Pour Mélina Seymour, refuser les simplifications est une "exigence politique". Elle insiste sur le fait que le panafricanisme ne se limite pas à l'abstention ou au boycott, mais se construit par le dialogue, la confrontation d'idées et l'action dans des contextes imparfaits. "Je reste solidaire des luttes pour la liberté, la justice et la dignité au Togo comme ailleurs", affirme-t-elle, tout en réaffirmant son engagement à "travailler, relier, construire, sans invective, sans posture, sans instrumentalisation". Lors de la cérémonie de clôture, elle a eu l'honneur de lire un extrait des conclusions collectives, disponibles sur le site officiel du congrès et relayées sur les réseaux.

Un moment fort de sa participation a été son intervention dans la Commission 7, dédiée au rôle et à la place de la femme dans le mouvement panafricain. Sous le titre Solidarité, sororité et émancipation : un nouvel humanisme africain et afrodescendant au féminin, Mélina Seymour a livré une communication structurée et visionnaire. Elle y définit la sororité non comme un slogan moderne, mais comme une réparation historique face à la fragmentation imposée par l'esclavage, le colonialisme et le patriarcat. Citant Thomas Sankara et Wangari Maathai, elle appelle à une parité réelle dans les instances panafricaines, notant que seulement environ 12 % des grandes structures internationales sont présidées par des femmes en 2025.
Elle met en lumière les tontines – ces systèmes d'épargne communautaire comme les ROSCAs – comme des outils d'empowerment économique, tout en soulignant leurs limites, telles que les inégalités internes. Proposant des actions concrètes, elle suggère la création d'un Fonds Panafricain des Tontines Digitales et Solidaires d'ici 2027, capitalisé à 50 millions de dollars, ainsi qu'une Alliance Transatlantique des Sororités Économiques reliant Afrique, Caraïbe et diasporas. Elle plaide pour intégrer spiritualité et écologie dans l'économie féminine, réservant des espaces décisionnels aux entrepreneures et créatrices. Trois priorités émergent : une parité 50/50 d'ici 2030, un quota de 40 % des financements panafricains pour les initiatives féminines, et un sommet caribéen en 2027.
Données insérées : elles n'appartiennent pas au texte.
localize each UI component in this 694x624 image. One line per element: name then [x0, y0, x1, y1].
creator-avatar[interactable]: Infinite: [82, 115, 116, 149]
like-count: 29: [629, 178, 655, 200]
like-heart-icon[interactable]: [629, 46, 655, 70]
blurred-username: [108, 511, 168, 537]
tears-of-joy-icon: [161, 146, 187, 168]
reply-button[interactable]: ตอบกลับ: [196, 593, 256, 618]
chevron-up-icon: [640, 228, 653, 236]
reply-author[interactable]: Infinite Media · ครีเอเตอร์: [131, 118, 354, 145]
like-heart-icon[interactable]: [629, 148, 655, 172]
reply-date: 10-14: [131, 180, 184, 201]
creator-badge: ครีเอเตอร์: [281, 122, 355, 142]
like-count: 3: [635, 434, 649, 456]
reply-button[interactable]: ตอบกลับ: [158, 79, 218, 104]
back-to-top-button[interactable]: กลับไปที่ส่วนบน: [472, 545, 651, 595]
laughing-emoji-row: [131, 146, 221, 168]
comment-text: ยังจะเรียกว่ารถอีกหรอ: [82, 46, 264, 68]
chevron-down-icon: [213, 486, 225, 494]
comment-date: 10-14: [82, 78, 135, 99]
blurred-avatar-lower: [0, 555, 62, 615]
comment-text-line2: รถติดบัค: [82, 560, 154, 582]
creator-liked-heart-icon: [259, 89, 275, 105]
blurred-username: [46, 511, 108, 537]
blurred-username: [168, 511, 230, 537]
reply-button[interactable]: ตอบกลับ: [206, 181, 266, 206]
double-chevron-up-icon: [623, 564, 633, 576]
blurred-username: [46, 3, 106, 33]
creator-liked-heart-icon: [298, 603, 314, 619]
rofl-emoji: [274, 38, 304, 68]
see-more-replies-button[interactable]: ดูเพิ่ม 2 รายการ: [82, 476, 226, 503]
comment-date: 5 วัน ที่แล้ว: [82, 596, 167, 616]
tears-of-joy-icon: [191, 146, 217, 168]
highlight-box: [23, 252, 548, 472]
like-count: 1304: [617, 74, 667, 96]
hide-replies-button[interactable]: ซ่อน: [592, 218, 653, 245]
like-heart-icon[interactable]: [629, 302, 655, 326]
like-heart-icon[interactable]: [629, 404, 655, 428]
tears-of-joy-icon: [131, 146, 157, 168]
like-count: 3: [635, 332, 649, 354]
En conclusion, elle interroge : "Dans cinq ans, qu’est-ce qui aura vraiment changé pour les femmes qui soutiennent nos économies sans être nommées dans les rapports officiels ?"
Cette intervention, enrichie d'une bibliographie solide couvrant histoire, économie et spiritualité, ancre le discours de Mélina Seymour dans une perspective transatlantique, inspirée de son propre parcours d'entrepreneure avec Seymour Création.